Butter Your Popcorn: Hank Ballard & The Midnighters
Posted January 6, 2026 by katryCategories: Video
”I like butter with my popcorn.”
Posted January 6, 2026 by katryCategories: Musings
I am taking my time this morning. During the night I was invaded by some evil bug. I think a cold is brewing. My nose is full, and I’ve been every now and then coughing. I cancelled my dentist appointment for today and will probably cancel my uke lesson tomorrow morning. I’ve only been up for a couple of hours, and I already want a nap. My sister’s first question was, “How did you get it?” That was a great question. I thought about it. It had to be the grocery store stop a few days ago as I haven’t been anywhere else since the uke concert on New Year’s Eve.

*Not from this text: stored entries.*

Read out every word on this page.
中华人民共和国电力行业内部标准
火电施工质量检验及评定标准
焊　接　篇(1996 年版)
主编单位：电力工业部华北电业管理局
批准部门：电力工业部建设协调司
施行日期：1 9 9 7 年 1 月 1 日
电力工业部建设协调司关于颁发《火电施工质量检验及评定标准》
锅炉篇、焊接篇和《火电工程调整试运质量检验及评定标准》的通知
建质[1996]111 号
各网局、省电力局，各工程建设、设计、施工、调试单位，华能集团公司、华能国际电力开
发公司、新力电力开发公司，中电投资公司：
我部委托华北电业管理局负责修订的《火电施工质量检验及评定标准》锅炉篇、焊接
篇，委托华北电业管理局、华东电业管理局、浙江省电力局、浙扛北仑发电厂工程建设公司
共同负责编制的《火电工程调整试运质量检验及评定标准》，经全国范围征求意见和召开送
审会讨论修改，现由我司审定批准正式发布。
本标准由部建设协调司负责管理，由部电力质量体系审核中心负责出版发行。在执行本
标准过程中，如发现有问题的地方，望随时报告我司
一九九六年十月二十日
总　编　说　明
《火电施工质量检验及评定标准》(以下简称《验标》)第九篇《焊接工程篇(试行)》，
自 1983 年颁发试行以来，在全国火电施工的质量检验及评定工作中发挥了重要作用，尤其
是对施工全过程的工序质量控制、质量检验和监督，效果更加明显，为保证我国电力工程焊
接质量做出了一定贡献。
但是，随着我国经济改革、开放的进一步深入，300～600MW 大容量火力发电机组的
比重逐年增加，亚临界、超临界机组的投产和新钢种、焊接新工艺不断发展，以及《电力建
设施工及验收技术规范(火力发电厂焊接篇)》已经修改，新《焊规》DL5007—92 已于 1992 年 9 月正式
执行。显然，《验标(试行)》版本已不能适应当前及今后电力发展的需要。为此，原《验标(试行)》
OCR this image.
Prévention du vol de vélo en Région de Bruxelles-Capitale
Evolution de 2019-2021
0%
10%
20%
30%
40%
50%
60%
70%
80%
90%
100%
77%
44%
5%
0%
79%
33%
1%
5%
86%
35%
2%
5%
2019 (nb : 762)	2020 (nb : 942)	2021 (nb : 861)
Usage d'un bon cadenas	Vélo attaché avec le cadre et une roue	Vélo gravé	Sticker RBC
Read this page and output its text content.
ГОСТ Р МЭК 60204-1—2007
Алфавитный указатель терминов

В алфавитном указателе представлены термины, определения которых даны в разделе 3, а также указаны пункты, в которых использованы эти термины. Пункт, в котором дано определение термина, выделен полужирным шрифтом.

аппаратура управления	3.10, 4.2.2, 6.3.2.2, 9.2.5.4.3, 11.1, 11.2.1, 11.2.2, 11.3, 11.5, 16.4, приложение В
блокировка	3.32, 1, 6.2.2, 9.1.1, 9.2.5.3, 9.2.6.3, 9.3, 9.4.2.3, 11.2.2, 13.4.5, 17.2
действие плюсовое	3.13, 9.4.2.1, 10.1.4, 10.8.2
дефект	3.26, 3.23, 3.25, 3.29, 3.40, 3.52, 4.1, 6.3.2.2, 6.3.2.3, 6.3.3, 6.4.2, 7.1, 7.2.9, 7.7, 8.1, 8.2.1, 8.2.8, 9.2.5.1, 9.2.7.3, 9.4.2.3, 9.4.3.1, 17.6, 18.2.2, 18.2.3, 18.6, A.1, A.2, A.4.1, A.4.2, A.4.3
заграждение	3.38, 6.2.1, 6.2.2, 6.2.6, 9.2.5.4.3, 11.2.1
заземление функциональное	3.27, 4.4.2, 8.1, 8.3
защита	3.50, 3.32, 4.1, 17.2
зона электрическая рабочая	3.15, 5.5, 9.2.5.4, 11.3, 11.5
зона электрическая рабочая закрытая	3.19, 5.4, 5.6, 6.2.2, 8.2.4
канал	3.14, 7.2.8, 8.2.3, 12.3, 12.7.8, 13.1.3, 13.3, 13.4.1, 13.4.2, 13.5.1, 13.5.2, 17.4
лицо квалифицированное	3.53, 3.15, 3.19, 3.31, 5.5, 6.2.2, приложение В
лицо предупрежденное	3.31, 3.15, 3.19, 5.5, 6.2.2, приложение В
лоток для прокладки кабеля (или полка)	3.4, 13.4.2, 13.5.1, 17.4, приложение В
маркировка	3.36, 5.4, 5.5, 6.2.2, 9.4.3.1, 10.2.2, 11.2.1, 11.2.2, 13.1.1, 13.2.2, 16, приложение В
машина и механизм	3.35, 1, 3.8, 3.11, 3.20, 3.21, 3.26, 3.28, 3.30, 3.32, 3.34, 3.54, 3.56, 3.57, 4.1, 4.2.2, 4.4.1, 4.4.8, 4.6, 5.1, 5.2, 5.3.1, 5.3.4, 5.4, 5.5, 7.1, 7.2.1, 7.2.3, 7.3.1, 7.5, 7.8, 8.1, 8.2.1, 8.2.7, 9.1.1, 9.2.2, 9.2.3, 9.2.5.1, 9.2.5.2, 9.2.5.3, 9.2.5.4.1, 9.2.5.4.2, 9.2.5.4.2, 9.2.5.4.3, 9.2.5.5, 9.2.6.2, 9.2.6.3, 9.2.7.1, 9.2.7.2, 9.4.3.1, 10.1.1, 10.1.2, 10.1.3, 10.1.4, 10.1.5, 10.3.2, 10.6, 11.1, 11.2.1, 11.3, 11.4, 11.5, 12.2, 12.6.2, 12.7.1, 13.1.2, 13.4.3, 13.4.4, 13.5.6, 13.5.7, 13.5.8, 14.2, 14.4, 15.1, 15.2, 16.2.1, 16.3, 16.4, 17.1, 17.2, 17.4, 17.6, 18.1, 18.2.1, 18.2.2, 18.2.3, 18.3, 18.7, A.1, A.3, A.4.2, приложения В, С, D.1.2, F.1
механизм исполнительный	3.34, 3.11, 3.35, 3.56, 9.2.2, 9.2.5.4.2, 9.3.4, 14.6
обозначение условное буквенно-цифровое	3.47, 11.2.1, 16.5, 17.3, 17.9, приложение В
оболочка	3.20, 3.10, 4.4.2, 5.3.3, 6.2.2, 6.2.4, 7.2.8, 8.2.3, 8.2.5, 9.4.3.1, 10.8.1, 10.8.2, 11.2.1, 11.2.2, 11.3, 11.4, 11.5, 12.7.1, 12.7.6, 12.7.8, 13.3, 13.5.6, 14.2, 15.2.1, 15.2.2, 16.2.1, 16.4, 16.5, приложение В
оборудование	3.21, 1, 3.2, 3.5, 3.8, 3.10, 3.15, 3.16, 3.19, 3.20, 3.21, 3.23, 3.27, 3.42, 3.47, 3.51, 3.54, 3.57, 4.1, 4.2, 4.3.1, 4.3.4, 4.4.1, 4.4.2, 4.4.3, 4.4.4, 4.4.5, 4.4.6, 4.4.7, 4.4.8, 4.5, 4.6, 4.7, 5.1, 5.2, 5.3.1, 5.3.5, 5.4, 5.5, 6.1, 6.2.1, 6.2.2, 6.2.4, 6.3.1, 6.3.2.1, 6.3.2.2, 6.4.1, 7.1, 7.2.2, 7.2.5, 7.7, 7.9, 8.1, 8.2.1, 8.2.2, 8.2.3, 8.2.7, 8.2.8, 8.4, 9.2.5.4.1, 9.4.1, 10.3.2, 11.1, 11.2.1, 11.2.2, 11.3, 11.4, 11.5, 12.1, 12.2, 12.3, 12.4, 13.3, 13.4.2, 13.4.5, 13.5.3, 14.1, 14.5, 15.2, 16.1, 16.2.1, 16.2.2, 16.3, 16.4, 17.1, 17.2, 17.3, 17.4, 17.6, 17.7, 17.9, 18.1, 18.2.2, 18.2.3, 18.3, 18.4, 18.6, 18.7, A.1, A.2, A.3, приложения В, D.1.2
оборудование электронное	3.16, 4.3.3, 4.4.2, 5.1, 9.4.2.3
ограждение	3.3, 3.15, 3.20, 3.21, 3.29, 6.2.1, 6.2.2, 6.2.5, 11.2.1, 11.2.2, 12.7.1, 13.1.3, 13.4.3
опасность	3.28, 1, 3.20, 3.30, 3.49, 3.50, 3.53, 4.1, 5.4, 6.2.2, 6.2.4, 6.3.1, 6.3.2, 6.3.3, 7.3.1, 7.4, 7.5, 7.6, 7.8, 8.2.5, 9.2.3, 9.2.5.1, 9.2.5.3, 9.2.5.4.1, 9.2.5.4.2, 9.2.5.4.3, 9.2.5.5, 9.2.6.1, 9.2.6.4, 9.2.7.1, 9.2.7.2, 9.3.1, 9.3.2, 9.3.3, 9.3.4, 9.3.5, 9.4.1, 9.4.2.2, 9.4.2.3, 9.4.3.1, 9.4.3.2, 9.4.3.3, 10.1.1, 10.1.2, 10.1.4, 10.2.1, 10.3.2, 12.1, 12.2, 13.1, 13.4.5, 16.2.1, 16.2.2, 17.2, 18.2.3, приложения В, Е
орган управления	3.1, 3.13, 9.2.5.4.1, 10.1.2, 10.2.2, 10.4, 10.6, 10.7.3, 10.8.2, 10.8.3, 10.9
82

I’m not enjoying this, the coughing and the sniffing. I am reminded of my father and his white handkerchiefs. He was never without one. He used to keep one in his back pants pocket. If I sneezed, he’d hand over his wrinkled, used handkerchief. They didn’t start out that way, wrinkled. My mother used to iron my father’s handkerchiefs. Sometimes I did. The motions from one handkerchief to the next didn’t change. Iron the whole cloth, then fold in half and iron each half then fold again and iron each side. After that, only square handkerchiefs were left. They got piled then put in his drawer. There were always handkerchiefs needing ironing.
What amazes me is how sometimes a picture, a scene, jumps into my head from a way back memory drawer jogged by a smell or a look or a taste. The other day it was the smell of popcorn. My mother would make it standing at the stove and shaking the covered pan filled with a few kernels in oil. After one or two popped, she’d add all the kernels. When it had finished popping, she’d put the popcorn in the big tulip bowl and have melted butter to pour on the popcorn. Strangely enough, I remember the sticky feel of my fingers from picking up the popcorn covered in butter with only a little salt. I remember it was delicious.
Most places are dark now. All the colors of Christmas are gone. In my neighborhood, the house diagonally across from my backyard always leaves an outside light on. It is the only light anywhere around. Sometimes I like that light as it shares its light with me. Sometimes I hate that light. It ruins the dark sense of the night, the calmness of the night, by its garish brightness. Sometimes I forget about that light until I let Henry inside and see the light on. I think winter is its best time.